Tuesday, July 24, 2007

Anyone up for some hash?

I had a black and white television during my formative years. We were not a technological family so as a result I never developed the critical skills of hand-eye coordination necessary to play video games. Little did I know that this skill translates to nearly every team sport imaginable. I played soccer for a year and basketball for a year (until I realized just how vertically challenged I was), and then took up cross-country. I have run a marathon, just learned to swim, and teach yoga. All solitary sports, until now.

I always felt kind of bad about never playing a group sport. I wanted to belong to a team that accomplished something together, or lived through a loss together. I wanted that camaraderie. I just didn't have the skills to make it happen. Plus I have an innate fear of harming someone else with my clumsiness. Then my friend Jeff told me about hash, a sport for drinkers with a running problem. This, I could get into....the only requirements: be able to run and enjoy beer and pizza. Done.

Tonight I went to my first hash. On the surface, it's a simple sport. Someone designated as a hare marks out a course with chalk signs on city pavement. Courses can also include subway stations, departments stores, dirt trails. At one point we were scrambling up some rocks in Morningside Park. There are some false signs that may lead you on a wild goose chase for a bit. That's all part of the fun. For a more in-depth look at the sport, check out this link: http://web.hashnyc.com/index.php?option=com_receding7&Itemid=34. The group ends at a bar for some rousing, beer, pizza, and community.

I am built for LSD: long, slow distance, and yet I always have a desire to keep up with the pack. So I went out too fast tonight and got pretty slow by the end. All of the hashers were terrific - funny, friendly, welcoming. Some were first-timers, "virgins", like me. And some have been hashing for a decade, all over the world. They were all supportive, all wanting others to enjoy the event.

I ran the Chicago marathon a month after September 11th, and it was a very life-affirming event. I still have an intense love for Chicago and its people because of it. They came out in droves to support the marathon runners, many offering signs, whistles, and shouts of encouragement, along with orange slices, popcorn, and water. You could feel the love going along that course, at a time in our nation's history when we desperately needed to support one another.

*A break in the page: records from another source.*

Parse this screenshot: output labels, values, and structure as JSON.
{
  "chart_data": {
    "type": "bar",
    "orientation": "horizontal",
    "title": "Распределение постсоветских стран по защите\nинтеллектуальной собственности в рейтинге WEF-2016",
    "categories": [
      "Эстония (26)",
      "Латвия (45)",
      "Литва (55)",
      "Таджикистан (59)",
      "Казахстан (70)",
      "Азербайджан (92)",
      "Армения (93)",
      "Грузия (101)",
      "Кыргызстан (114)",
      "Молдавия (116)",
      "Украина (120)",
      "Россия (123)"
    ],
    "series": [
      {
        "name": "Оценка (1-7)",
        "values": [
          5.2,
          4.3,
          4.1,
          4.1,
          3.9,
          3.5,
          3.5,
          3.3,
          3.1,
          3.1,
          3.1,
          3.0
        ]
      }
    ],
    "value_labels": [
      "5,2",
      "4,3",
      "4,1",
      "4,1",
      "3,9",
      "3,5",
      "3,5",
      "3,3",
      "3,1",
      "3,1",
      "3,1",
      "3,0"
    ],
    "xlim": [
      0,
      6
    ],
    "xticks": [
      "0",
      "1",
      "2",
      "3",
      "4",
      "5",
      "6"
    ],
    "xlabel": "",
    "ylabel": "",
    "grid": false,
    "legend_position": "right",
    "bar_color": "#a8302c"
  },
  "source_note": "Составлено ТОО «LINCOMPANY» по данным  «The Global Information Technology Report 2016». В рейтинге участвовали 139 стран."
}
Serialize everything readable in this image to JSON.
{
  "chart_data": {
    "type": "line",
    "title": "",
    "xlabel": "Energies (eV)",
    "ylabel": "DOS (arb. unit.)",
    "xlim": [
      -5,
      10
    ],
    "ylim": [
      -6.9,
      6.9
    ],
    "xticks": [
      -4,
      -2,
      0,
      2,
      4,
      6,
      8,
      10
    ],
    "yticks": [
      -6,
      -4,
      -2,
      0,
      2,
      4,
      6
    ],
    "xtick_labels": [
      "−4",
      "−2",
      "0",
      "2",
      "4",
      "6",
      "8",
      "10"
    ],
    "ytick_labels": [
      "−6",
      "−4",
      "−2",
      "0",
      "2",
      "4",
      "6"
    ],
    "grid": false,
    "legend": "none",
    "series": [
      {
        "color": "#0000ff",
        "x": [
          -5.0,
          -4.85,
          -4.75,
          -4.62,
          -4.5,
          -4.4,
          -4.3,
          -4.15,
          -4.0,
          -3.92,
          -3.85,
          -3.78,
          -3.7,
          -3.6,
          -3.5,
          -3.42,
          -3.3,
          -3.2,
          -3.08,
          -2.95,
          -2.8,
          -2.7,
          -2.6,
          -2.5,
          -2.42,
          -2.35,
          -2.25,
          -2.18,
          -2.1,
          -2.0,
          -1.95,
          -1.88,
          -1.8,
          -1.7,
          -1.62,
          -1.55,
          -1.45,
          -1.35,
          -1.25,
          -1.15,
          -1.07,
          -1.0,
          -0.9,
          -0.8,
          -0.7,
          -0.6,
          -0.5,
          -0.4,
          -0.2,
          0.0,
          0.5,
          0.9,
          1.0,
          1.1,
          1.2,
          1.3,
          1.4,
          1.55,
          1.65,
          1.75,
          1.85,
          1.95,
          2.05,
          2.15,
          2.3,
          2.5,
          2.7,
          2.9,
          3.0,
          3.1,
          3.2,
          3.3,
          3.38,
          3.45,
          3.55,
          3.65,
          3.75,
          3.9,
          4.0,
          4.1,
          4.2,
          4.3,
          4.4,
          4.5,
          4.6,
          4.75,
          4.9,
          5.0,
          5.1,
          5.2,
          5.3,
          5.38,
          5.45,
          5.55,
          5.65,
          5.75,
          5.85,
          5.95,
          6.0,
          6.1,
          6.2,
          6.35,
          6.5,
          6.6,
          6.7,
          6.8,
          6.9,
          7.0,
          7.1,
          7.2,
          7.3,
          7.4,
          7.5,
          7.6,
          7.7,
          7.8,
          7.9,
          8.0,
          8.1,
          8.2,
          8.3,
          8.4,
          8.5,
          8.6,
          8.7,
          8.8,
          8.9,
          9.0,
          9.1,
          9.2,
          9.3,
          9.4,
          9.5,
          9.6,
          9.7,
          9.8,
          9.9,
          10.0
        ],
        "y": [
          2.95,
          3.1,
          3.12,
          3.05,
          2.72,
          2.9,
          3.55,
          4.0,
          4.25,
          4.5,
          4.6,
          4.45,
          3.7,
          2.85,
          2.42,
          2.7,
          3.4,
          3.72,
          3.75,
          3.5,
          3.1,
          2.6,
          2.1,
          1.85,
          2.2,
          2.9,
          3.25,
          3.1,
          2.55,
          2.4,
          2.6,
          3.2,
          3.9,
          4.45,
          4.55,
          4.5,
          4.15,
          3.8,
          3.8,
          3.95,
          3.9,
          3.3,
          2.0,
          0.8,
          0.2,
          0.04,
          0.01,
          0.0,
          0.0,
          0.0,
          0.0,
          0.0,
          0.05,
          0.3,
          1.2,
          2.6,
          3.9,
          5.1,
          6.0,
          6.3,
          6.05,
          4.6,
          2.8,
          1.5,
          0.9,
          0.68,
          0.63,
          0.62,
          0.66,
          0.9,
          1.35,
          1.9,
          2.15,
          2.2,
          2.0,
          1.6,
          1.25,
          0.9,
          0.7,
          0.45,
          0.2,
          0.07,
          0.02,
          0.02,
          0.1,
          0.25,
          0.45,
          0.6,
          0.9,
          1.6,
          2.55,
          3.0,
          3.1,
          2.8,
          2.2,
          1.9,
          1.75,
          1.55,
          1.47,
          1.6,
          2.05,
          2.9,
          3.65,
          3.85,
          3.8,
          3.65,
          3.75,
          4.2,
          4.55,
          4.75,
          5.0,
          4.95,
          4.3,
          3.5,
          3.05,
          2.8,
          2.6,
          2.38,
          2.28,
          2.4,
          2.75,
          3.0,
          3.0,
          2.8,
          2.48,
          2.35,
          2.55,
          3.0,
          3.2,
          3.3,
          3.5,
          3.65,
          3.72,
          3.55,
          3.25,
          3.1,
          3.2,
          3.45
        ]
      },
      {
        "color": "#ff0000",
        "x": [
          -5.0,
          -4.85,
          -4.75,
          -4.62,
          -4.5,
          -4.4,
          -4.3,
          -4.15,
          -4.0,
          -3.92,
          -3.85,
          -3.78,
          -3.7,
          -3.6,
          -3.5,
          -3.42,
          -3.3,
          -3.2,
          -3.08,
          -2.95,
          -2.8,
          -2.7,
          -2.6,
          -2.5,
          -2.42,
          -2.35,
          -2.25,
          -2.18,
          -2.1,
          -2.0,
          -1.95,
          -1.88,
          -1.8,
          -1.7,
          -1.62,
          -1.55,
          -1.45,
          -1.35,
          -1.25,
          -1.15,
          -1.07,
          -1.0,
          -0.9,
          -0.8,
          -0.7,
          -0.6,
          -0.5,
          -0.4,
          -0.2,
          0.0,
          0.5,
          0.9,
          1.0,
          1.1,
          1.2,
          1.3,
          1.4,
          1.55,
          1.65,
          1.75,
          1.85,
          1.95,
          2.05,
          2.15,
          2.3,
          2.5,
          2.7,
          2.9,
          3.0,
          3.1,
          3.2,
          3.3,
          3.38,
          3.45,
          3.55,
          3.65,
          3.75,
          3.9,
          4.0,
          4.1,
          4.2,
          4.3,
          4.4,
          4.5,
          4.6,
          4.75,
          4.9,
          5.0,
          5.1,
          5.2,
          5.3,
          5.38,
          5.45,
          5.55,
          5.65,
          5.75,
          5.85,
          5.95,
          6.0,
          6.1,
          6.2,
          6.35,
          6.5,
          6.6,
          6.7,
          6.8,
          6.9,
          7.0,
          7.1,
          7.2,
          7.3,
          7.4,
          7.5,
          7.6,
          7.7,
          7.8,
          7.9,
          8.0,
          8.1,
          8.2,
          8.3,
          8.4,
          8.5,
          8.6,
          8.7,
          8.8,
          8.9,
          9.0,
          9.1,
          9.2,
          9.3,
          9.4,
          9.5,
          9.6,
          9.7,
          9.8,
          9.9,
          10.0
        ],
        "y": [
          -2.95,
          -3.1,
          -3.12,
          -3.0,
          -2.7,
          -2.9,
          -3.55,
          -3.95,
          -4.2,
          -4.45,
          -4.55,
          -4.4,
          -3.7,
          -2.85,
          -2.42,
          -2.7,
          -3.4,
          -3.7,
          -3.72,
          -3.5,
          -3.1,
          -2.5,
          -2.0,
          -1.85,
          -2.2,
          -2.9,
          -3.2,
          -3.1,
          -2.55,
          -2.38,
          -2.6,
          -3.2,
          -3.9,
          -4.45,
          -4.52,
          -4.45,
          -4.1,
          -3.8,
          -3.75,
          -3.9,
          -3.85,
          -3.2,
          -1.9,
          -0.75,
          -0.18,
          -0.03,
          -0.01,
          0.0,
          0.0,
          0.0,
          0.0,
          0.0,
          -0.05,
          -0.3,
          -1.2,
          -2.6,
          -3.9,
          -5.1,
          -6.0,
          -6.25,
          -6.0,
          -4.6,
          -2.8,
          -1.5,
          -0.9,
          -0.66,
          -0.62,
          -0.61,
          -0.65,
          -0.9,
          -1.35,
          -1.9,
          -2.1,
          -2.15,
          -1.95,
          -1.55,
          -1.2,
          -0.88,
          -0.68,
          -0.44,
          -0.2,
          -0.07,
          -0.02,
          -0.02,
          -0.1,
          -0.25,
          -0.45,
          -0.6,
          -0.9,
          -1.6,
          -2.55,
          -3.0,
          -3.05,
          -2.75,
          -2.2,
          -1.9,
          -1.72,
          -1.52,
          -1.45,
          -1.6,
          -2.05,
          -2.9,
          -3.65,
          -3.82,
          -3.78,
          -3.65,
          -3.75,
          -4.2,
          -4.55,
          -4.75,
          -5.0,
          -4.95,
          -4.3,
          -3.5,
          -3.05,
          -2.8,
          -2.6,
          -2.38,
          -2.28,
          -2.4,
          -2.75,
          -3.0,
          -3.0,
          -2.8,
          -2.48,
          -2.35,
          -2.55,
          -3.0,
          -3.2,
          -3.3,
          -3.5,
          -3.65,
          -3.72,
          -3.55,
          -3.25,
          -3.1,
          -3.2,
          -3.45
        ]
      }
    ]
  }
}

Though on a smaller scale, my hashing experience was similar. Our course tonight took us from 125th and Lexington, into the Bronx, and back down the westside, ending at 106th and Columbus, soon to be my new neighborhood. Everyone we passed cheered us on, kids ran with us for a block or two, high-fived us as we passed them huffing and puffing. It's amazing how much that little encouragement can help to lift you up and over a slump. It's incredible how the support of another person we don't even know and will probably never see again can make all the difference, even when we feel we are tired and worn out.

We don't do this enough. Some times I think I get so wrapped up in what I'm doing that I forget that being a cheerleader for anyone trying to accomplish anything is just as important as doing something myself. Yes, we need to get in the game, and we also need to stand on the sidelines and lend support to those on the field.

As I was running, I found myself thinking about the Nash equilibrium, the theorem that would later constitute the basis of game theory. (I have warned you of my nerdiness in previous posts.) The theory was the main subject of the movie "A Beautiful Mind." Stated very simply, the Nash equilibrium is a point at which two people make the best choices for themselves, taking into account the decisions of the others. The Pollyanna side of my brain likes to state this as "we accomplish better outcomes for all not by thinking just about ourselves, but thinking about everyone impacted by our choices." We get to a better place when we take others with us. And that's hashing. Now that's team spirit - let's go have a beer and celebrate.

**Incidentally, if anyone is interested in joining me for a hash, just give me a shout!

1 comment:

Kevin said...

I have a dear friend in Toronto who was a Hasher 7 year ago. It always sounded fun. If I could run.